Only a mechanic with the list of part numbers could tell for sure. My first guess might be the wet compass, or the galley coffee pot. The TCAS control head wasn't original in the -200, but the ones installed in those aircraft might still work in a NG; not sure if a Max needs a different one or not. Some other obscure part might fit the bill, but I don't know what. Roller for the toilet paper holder, maybe? Plastic guards on the guarded switches? Individual switches for things like generators and hydraulic pumps, perhaps.
The commonality is less from the -100/-200 to the Max, as it is from the -100/-200 to the "Classic" series (-300 thru -500) to the NG and then to the Max. For each step, it was a common type rating and fairly quick "differences training". The Max has plenty of switches and conventions that are very close to the -200, just not quite identical. For instance, the Max still uses a Master Caution system, rather than an EICAS. Reason? To maintain backward compatibility to the Next Gen aircraft, which didn't have an EICAS in order to maximize compatibility with the Classics. Likewise, much of the overhead panel would be recognizable to a 737-200 pilot, and nearly identical to a Classic overhead. Not "same part number" identical, but very, very close.

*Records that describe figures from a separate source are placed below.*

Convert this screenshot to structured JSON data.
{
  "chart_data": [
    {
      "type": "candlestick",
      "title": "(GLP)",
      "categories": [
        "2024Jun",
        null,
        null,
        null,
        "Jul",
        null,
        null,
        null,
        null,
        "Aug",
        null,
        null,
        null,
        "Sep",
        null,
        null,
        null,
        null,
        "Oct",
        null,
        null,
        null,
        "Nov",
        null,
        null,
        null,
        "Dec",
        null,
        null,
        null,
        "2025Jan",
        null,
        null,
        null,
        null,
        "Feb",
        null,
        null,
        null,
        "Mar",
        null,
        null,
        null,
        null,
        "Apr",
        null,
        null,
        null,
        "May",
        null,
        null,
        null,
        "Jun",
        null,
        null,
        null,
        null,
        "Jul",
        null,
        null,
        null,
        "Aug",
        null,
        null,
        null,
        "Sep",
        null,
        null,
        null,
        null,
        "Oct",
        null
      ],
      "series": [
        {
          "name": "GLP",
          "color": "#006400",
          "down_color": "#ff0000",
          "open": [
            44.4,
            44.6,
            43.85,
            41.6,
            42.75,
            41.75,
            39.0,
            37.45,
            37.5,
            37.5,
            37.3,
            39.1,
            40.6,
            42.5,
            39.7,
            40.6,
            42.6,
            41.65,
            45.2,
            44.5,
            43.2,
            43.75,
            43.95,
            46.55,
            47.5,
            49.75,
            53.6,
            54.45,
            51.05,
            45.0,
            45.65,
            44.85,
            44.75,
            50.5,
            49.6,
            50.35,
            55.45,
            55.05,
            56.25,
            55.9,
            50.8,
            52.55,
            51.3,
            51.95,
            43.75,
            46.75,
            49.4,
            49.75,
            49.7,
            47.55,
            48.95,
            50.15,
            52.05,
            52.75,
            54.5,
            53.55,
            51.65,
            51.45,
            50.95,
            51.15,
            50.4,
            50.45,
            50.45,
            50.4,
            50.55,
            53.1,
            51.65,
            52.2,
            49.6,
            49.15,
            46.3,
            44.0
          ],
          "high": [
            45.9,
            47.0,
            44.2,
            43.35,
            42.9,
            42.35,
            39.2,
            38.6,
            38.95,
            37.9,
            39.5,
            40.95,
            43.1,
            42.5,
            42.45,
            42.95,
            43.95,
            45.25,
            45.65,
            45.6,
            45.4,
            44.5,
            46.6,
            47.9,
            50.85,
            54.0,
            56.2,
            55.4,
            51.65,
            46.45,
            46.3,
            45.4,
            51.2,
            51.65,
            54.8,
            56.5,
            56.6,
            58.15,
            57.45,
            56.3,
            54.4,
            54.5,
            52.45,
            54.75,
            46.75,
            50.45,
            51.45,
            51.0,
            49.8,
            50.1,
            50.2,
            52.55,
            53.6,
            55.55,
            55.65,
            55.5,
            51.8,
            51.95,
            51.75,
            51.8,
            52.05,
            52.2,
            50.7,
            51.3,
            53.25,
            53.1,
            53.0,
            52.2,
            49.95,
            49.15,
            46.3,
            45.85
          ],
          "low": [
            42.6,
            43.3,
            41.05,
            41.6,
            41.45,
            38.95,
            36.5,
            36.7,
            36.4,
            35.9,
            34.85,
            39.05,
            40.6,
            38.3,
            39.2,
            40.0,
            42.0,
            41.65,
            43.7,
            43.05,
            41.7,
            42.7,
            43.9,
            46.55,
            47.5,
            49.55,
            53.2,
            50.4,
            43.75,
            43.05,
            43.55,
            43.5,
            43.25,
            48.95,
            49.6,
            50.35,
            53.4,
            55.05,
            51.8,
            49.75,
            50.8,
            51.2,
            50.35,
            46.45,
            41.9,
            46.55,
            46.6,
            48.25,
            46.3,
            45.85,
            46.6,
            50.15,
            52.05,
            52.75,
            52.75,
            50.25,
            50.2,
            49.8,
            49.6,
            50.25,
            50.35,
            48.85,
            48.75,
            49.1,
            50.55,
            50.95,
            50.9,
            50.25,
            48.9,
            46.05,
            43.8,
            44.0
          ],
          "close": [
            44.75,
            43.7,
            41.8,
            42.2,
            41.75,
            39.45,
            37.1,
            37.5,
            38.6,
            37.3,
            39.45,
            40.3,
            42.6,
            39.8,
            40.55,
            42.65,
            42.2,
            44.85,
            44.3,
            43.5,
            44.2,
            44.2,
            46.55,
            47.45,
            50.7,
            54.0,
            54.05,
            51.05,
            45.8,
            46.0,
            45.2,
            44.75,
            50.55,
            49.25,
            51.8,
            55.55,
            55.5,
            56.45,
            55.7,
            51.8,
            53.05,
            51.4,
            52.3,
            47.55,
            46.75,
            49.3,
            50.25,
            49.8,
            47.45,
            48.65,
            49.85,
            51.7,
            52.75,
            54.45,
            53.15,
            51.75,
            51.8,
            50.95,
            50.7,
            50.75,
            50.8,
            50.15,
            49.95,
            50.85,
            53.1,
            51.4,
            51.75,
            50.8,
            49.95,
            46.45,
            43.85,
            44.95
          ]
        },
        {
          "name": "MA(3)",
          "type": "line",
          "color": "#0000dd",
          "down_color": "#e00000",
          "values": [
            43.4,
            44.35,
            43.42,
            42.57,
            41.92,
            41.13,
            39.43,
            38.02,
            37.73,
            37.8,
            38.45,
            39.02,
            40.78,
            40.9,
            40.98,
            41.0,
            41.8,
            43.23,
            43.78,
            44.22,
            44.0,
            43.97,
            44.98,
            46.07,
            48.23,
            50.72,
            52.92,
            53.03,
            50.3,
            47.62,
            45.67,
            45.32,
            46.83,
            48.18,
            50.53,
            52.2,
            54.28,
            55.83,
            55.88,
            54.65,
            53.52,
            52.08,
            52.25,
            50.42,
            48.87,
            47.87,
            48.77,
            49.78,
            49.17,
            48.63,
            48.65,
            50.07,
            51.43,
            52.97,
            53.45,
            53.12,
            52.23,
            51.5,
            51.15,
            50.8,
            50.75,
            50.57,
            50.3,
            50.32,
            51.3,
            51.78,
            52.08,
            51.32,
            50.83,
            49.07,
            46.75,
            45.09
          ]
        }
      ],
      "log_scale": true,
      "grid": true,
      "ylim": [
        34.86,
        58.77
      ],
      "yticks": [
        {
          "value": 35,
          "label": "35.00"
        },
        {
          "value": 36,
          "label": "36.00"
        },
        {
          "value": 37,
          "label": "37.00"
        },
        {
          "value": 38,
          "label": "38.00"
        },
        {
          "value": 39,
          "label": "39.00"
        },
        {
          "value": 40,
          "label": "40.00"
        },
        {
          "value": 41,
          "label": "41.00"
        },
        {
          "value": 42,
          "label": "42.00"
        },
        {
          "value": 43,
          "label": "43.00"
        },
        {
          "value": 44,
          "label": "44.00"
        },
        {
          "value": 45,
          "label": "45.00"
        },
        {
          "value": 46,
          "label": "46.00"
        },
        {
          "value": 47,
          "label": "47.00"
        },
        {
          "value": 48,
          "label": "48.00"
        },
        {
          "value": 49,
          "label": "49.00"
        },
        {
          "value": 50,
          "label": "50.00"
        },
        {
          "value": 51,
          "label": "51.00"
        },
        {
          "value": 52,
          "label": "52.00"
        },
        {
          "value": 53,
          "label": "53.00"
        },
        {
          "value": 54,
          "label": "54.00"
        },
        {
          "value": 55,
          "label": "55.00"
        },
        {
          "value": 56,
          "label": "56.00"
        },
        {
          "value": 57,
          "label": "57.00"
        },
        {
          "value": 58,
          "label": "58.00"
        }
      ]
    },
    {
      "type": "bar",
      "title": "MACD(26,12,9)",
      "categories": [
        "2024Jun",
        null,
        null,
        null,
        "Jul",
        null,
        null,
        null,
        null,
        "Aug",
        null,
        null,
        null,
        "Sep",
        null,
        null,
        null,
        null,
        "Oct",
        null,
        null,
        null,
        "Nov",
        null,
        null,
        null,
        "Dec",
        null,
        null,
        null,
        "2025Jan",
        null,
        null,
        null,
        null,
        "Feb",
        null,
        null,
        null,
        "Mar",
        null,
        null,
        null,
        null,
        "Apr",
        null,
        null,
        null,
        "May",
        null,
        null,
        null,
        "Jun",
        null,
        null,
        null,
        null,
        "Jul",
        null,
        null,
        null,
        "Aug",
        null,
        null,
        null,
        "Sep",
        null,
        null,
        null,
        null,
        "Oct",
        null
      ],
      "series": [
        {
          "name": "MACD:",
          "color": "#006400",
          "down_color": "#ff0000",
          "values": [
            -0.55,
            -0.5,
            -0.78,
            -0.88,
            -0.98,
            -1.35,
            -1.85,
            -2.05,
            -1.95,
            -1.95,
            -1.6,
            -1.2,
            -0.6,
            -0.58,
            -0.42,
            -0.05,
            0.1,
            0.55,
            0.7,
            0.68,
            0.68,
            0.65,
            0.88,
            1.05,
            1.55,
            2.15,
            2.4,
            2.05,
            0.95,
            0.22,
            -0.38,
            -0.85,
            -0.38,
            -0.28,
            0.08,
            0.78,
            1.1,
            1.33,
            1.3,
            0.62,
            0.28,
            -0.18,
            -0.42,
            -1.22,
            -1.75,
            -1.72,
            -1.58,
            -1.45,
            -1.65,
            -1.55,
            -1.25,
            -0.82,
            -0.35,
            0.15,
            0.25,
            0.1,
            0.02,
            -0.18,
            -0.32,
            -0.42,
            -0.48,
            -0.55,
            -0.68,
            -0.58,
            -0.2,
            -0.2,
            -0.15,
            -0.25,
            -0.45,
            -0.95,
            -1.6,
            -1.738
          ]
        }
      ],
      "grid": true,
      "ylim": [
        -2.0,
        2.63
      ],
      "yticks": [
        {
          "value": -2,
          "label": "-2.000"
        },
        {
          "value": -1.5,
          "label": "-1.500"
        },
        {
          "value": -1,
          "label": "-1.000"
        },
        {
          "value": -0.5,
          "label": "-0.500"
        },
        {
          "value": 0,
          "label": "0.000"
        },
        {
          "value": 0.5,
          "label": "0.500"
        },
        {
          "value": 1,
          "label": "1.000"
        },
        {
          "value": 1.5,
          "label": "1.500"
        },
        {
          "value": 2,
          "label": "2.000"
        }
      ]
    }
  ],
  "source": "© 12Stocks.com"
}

A pilot who has flown both pointed out that the 737 NG is a newer design than the 777, even though the latter when it rolled out 20+ years ago was far more automated than the Max is today!
Certainly not simply a marketing device but very real similarities and roots to the past. I doubt many parts from a 50 year old Corvette would fit a brand new one, either, but that doesn't deny the lineage dating back to the original!